Un milione e mezzo di anime morirono in quegli anni intorno a lui, un milione e mezzo di innocenti, di cui nessuno si sarebbe ricordato, un milione e mezzo di vite spezzate, un milione e mezzo di Giovanne.
E Riccardo si chiese dove fosse Dio mentre le donne imploravano per i loro mariti, e si chiese se fosse troppo occupato, mentre i bambini strepitavano soffocati dai getti di gas.

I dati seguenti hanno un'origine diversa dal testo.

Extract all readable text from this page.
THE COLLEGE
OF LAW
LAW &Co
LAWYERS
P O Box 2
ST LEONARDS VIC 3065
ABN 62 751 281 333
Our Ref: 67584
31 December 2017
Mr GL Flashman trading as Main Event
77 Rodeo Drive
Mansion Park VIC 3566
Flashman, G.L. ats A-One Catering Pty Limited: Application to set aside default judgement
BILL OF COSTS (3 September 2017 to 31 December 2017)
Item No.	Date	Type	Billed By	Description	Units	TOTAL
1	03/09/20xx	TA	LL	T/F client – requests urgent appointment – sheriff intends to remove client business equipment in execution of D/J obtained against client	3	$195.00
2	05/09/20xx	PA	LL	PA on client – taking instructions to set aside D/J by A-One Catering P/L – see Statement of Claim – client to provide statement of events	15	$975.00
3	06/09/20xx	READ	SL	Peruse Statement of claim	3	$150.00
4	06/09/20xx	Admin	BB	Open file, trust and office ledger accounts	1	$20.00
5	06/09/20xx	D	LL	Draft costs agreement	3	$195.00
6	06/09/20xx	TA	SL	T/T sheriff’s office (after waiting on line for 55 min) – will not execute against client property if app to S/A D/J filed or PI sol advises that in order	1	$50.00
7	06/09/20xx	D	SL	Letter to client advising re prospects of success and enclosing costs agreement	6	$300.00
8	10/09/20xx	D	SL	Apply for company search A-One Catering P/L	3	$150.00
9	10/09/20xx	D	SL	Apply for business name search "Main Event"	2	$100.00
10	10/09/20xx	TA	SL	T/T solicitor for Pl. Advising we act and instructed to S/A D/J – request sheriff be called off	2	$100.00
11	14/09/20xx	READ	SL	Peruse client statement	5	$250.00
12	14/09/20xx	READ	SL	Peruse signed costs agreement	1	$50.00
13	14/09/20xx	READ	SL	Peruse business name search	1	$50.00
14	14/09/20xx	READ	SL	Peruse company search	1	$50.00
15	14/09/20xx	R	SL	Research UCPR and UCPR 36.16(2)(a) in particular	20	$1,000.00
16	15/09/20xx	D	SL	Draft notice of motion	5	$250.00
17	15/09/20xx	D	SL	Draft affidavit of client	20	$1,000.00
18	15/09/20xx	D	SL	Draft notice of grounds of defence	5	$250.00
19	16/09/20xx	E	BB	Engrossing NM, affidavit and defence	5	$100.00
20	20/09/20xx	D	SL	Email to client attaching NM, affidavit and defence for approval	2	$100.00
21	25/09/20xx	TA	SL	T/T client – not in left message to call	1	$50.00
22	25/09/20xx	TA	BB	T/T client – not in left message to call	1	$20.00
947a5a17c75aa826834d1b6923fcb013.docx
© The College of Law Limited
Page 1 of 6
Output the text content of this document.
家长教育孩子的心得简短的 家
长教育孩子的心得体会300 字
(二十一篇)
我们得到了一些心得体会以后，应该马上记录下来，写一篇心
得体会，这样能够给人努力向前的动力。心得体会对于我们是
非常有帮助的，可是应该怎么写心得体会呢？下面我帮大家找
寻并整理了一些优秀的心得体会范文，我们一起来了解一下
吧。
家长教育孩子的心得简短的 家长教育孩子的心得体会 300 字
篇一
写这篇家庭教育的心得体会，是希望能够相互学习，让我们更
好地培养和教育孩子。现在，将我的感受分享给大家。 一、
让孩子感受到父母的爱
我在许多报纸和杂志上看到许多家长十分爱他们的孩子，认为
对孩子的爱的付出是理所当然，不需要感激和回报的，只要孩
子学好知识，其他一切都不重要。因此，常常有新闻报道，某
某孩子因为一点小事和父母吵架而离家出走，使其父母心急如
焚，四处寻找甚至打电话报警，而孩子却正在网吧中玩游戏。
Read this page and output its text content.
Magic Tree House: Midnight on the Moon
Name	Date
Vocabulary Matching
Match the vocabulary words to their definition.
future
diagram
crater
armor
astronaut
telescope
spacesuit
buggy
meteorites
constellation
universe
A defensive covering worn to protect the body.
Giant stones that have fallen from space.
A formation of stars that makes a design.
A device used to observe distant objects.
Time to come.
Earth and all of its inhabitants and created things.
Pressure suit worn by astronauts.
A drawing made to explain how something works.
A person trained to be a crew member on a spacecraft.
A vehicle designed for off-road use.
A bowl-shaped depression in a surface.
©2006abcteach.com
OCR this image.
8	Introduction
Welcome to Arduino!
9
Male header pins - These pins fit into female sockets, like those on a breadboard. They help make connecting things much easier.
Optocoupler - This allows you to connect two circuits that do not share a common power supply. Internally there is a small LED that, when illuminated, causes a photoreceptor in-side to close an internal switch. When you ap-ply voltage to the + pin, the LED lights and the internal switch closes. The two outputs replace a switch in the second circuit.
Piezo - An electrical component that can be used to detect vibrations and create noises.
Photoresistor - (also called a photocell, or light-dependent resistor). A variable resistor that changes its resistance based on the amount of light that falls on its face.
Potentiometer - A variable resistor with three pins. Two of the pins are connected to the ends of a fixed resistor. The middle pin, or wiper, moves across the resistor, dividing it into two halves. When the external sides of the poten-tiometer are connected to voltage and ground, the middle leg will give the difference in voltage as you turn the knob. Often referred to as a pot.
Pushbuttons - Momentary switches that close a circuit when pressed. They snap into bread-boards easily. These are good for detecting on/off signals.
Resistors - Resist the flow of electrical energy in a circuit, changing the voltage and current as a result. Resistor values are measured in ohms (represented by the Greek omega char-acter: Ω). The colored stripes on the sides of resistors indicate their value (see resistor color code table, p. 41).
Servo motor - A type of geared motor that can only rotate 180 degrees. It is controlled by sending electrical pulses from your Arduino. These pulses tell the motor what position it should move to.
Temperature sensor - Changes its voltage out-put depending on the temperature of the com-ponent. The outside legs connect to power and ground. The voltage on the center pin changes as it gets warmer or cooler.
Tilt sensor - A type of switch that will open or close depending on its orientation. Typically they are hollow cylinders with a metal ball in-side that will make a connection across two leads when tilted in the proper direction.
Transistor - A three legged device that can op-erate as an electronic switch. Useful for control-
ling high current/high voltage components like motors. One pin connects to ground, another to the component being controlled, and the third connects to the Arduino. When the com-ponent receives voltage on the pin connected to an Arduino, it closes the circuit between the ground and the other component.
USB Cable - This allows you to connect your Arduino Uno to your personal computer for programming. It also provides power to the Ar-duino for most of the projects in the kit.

Riccardo fu liberato dal campo di concentramento di Auschwitz il 27 gennaio 1945, all’età di diciannove anni, e fu felice, perché a quell’età non si vuole morire, non si ha proprio voglia di diventare cenere. Mai rivide i suoi genitori o quelli di Giovanna. Riccardo si sposò all’età di trentacinque anni con Maria, e la vide portare alla luce i suoi tre figli che furono poi l’unica consolazione di quella vita marcata di dolore, e ogni giorno Riccardo si vestì di azzurro, e ogni giorno Riccardo ricordò la sua Giovanna e non pianse mai più.